Im Kinderheim hatte Cyana fast jede Nacht jemanden schreien oder weinen gehört. Ständig war jemand wegen Alpträumen aufgewacht, weswegen sie zuerst annahm, dass es sich hier um eine ähnliche Situation handelte. Sie qar unsicher, was sie tun sollte. Doch in ihr breitete sich eine immer größere Unruhe aus, weshalb sie sich kurzerhand dazu ebtschloss, nachzusehen. Abgesehen vom anhaltenden, jedoch leiser werdenden Schrei war nichts zu hören, was ihre tapsenden Schritte unheimlich laut wirken ließ. Ihre Atmung wurde immer flacher. Hier war etwas ganz und gar nicht in Ordnung. Und als urplötzlich der Schrei erstarb, hatte Cyana das Gefühl sich nicht mehr richtig auf den Beinen halten zu können. Wieso war niemand anderes gekommen, um nachzusehen?

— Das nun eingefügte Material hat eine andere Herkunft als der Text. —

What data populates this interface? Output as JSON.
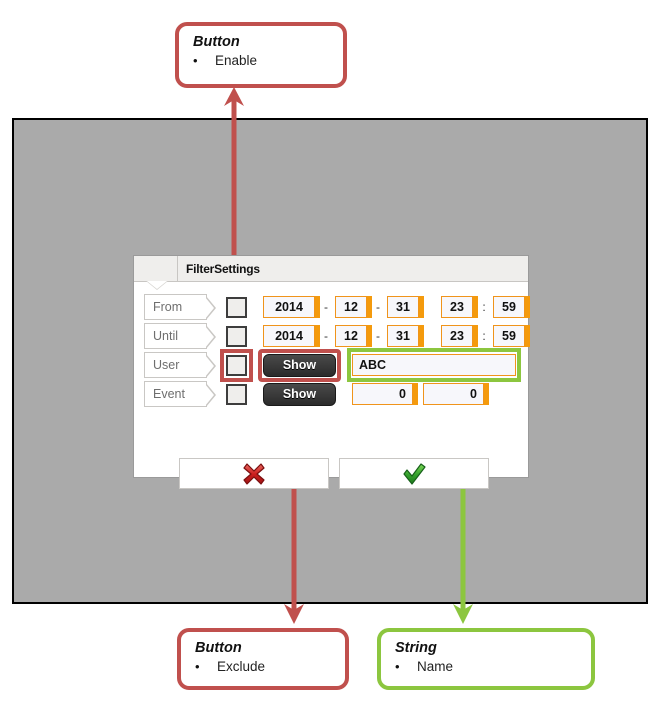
{
  "annotations": [
    {
      "id": "enable",
      "type": "Button",
      "item": "Enable",
      "bullet": "•",
      "color": "#c0504d"
    },
    {
      "id": "exclude",
      "type": "Button",
      "item": "Exclude",
      "bullet": "•",
      "color": "#c0504d"
    },
    {
      "id": "name",
      "type": "String",
      "item": "Name",
      "bullet": "•",
      "color": "#8cc63f"
    }
  ],
  "dialog": {
    "title": "FilterSettings",
    "rows": [
      {
        "label": "From",
        "checkbox_checked": false,
        "date": {
          "year": "2014",
          "month": "12",
          "day": "31",
          "hour": "23",
          "minute": "59"
        },
        "date_sep": "-",
        "time_sep": ":"
      },
      {
        "label": "Until",
        "checkbox_checked": false,
        "date": {
          "year": "2014",
          "month": "12",
          "day": "31",
          "hour": "23",
          "minute": "59"
        },
        "date_sep": "-",
        "time_sep": ":"
      },
      {
        "label": "User",
        "checkbox_checked": false,
        "button": "Show",
        "text_value": "ABC"
      },
      {
        "label": "Event",
        "checkbox_checked": false,
        "button": "Show",
        "num_a": "0",
        "num_b": "0"
      }
    ],
    "footer": {
      "cancel_icon": "cross-icon",
      "confirm_icon": "check-icon"
    }
  },
  "colors": {
    "accent_red": "#c0504d",
    "accent_green": "#8cc63f",
    "field_orange": "#f0941b",
    "field_orange_edge": "#f49a0d",
    "canvas_gray": "#aaaaaa",
    "button_dark": "#2b2b2b"
  }
}
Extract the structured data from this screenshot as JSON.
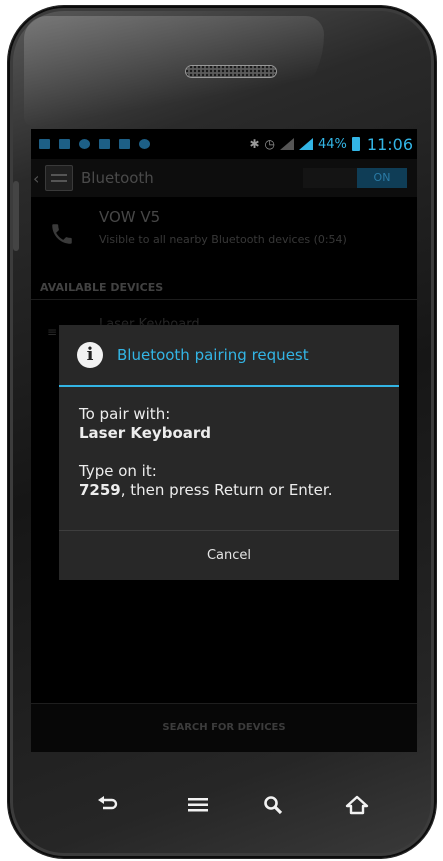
{
  "status_bar": {
    "battery_percent": "44%",
    "time": "11:06"
  },
  "action_bar": {
    "title": "Bluetooth",
    "toggle_label": "ON"
  },
  "device": {
    "name": "VOW V5",
    "visibility": "Visible to all nearby Bluetooth devices (0:54)"
  },
  "available_devices": {
    "header": "AVAILABLE DEVICES",
    "item_label": "Laser Keyboard"
  },
  "dialog": {
    "title": "Bluetooth pairing request",
    "pair_with_label": "To pair with:",
    "device_name": "Laser Keyboard",
    "type_on_label": "Type on it:",
    "pin": "7259",
    "pin_suffix": ", then press Return or Enter.",
    "cancel_label": "Cancel"
  },
  "bottom_bar": {
    "search_label": "SEARCH FOR DEVICES"
  },
  "colors": {
    "accent": "#33b5e5",
    "dialog_background": "#282828",
    "screen_background": "#000000"
  },
  "icons": {
    "nav_keys": [
      "back-icon",
      "menu-icon",
      "search-icon",
      "home-icon"
    ],
    "dialog": "info-icon",
    "device": "phone-icon"
  }
}
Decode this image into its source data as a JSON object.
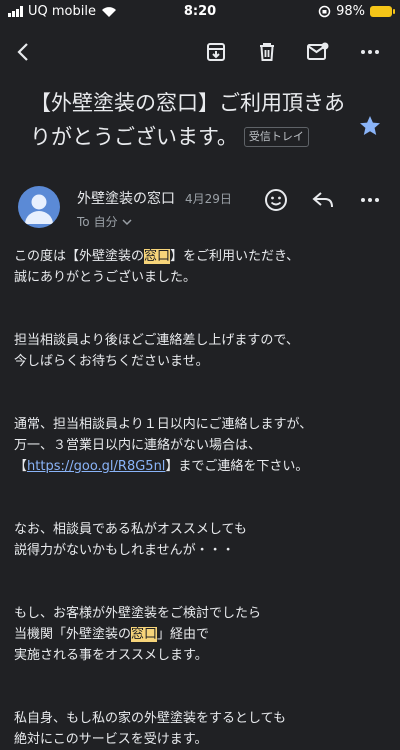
{
  "status": {
    "carrier": "UQ mobile",
    "time": "8:20",
    "battery": "98%"
  },
  "toolbar": {
    "icons": [
      "back-arrow-icon",
      "archive-icon",
      "trash-icon",
      "mark-unread-icon",
      "more-icon"
    ]
  },
  "email": {
    "subject": "【外壁塗装の窓口】ご利用頂きありがとうございます。",
    "label": "受信トレイ",
    "sender": "外壁塗装の窓口",
    "date": "4月29日",
    "to_prefix": "To",
    "to": "自分",
    "body": {
      "p1_a": "この度は【外壁塗装の",
      "p1_hl": "窓口",
      "p1_b": "】をご利用いただき、",
      "p1_line2": "誠にありがとうございました。",
      "p2_line1": "担当相談員より後ほどご連絡差し上げますので、",
      "p2_line2": "今しばらくお待ちくださいませ。",
      "p3_line1": "通常、担当相談員より１日以内にご連絡しますが、",
      "p3_line2": "万一、３営業日以内に連絡がない場合は、",
      "p3_bracket_open": "【",
      "p3_link": "https://goo.gl/R8G5nl",
      "p3_after": "】までご連絡を下さい。",
      "p4_line1": "なお、相談員である私がオススメしても",
      "p4_line2": "説得力がないかもしれませんが・・・",
      "p5_line1": "もし、お客様が外壁塗装をご検討でしたら",
      "p5_line2_a": "当機関「外壁塗装の",
      "p5_line2_hl": "窓口",
      "p5_line2_b": "」経由で",
      "p5_line3": "実施される事をオススメします。",
      "p6_line1": "私自身、もし私の家の外壁塗装をするとしても",
      "p6_line2": "絶対にこのサービスを受けます。"
    }
  },
  "colors": {
    "background": "#202124",
    "highlight": "#f6d47a",
    "link": "#8ab4f8",
    "star": "#8ab4f8",
    "avatar": "#5b8ad6",
    "battery": "#f5c518"
  }
}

Cyana war fast an an der Tür angekommen, von wo sie die Schreie gehört hatte, als sie auf einmal einen starken Luftzug spürte. Instinktiv ließ sie sich zu Boden fallen, wodurch sie einen kleinen Tisch neben sich mitriss. Die Vase, die obendrauf gestanden hatte, fiel mit einem lauten Knall zu Boden und ihre Scherben ergossen sich um Cyana herum. Gleich daraufhin erklang erneut ein lauter Knall und der Tisch über ihr vibrierte. Panisch drehte Cyana sich unter dem Tisch herum, und entdeckte die Person, die für den Lufthauch verantwortlich gewesen sein musste. Diese hielt eine Peitsche in der Hand, dessen Hieb offenbar für Cyana bestimmt war, welcher jedoch vom Tisch abgefangen worden war.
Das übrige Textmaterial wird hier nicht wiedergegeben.